Pour les souverainistes, ce qui est bon pour le Kosovo est bon pour le Québec. Pour les fédéralistes, le Kosovo, c'est le Kosovo. L'avis juridique de la Cour internationale de justice (CIJ), qui conclut que la déclaration unilatérale d'indépendance du Kosovo ne contrevient pas au droit international, est accueilli par chaque camp selon son prisme idéologique.

Pour Louise Beaudoin, critique péquiste en matière de relations internationales, cet avis juridique revient à dire que, si le Québec imitait le Kosovo, «ce serait le droit international qui primerait et la reconnaissance internationale qui compterait».

«La Cour internationale de justice n'avait jamais dit auparavant que le droit international n'interdit pas la déclaration d'indépendance, même une déclaration unilatérale. C'est une percée», a-t-elle poursuivi.

Plus encore, cet avis juridique porte un sérieux coup, selon Mme Beaudoin, à la Loi sur la clarté, adoptée en 2000, qui précisait les circonstances dans lesquelles le gouvernement du Canada pourrait entreprendre des négociations sur la sécession d'une province.

Dans son avis, la Cour internationale de justice dit, de façon plutôt alambiquée, qu'elle répond exclusivement à la question de savoir si la déclaration d'indépendance était «conforme au droit international». Tout en répondant par l'affirmative, elle ajoute cependant qu'«il se pourrait parfaitement (...) qu'une déclaration unilatérale d'indépendance ne soit pas en violation du droit international, sans constituer nécessairement l'exercice d'un droit conféré par ce dernier».

N'empêche, pour Gérald Larose, président du Conseil de la souveraineté du Québec, l'avis «invalide des éléments importants du discours fédéraliste canadien». La CIJ confirme, dit-il, qu'il n'y a pas d'interdit en droit international en matière d'indépendance, que la Constitution de l'État visé par la sécession ne représente pas un empêchement et que l'intégrité territoriale de cet État ne peut être invoquée lors d'une sécession.

Cet avis ajoute donc, selon lui, «à la reconnaissance du droit des peuples à disposer d'eux-mêmes et renvoie les opposants au respect de la volonté démocratique».

Un autre son de cloche

Le discours est tout autre du côté d'Ottawa.
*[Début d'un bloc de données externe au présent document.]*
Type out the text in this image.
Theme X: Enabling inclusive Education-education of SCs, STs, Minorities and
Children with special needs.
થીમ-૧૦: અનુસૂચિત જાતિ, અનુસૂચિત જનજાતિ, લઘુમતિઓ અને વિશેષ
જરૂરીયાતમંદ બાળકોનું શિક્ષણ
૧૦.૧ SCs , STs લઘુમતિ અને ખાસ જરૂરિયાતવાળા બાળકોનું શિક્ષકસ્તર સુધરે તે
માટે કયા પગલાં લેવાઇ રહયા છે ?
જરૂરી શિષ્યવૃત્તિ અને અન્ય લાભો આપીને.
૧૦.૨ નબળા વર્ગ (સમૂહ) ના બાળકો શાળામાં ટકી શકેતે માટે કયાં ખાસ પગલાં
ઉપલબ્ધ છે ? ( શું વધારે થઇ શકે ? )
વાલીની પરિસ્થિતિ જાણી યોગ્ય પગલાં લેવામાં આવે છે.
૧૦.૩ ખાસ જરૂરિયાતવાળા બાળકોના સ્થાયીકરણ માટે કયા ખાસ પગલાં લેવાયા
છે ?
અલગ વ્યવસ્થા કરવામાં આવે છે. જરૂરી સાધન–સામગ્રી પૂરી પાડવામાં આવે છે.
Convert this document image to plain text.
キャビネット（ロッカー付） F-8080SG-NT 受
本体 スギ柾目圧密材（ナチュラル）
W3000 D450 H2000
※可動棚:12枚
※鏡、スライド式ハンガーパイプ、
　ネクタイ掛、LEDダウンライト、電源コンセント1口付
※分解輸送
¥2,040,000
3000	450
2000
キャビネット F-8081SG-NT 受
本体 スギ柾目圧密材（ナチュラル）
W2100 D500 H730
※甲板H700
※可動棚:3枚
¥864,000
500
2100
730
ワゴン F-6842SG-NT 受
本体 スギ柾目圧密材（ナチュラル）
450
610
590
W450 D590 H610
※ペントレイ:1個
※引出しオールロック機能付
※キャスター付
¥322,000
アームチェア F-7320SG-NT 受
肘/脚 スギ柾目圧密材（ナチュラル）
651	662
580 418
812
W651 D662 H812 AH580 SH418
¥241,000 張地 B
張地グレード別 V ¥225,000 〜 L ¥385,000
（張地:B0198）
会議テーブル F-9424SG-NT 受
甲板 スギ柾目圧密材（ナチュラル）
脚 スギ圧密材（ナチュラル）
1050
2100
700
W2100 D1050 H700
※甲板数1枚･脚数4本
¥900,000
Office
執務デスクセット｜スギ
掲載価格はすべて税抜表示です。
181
Lawrence Cannon, ministre des Affaires étrangères du Canada, a repris les mots du chef du parti libéral, Michael Ignatieff: le Québec, ce n'est pas le Kosovo.

L'indépendance du Kosovo «a été précédée par une période de conflit brutal, de nettoyage ethnique et d'intervention internationale. On ne peut comparer le Kosovo au Québec», a indiqué par courriel l'attachée de presse du ministre, qui se trouvait à l'extérieur du pays hier.

C'est si vrai, a-t-elle poursuivi, que le Canada lui-même a reconnu l'indépendance du Kosovo au mois de mars 2008.

M. Cannon espère que l'avis de la Cour internationale de justice incitera d'autres pays à emboîter le pas et à reconnaître la souveraineté du petit État.

Le gouvernement allemand a aussi avancé hier que le cas du Kosovo était très particulier et ne créait pas de précédent. Avec La Presse Canadienne

Agence France PressePendant ce temps au Kosovo

«La boîte de Pandore des séparatismes est ouverte» depuis l'avis de la Cour internationale de justice (CIJ), a lancé hier Vuk Jeremik, ministre des Affaires étrangères de la Serbie. Il a ajouté que son pays se lançait dans une offensive diplomatique pour la contrecarrer. Jeudi, tout juste après la divulgation de l'avis de la CIJ, organe judiciaire de l'ONU, la Serbie a déclaré qu'elle ne reconnaîtrait jamais le Kosovo, qu'elle considère comme sa province méridionale. Vuk Jeremik a indiqué que la Serbie s'apprêtait à envoyer des émissaires dans 55 pays pour exposer le point de vue de Belgrade. Au total, 69 pays, dont les États-Unis et le Canada, ont reconnu jusqu'ici l'indépendance du Kosovo. La Russie ne la reconnaît toujours pas, ainsi que l'Espagne, qui demeure muette sur la question depuis l'avis juridique de la CIJ.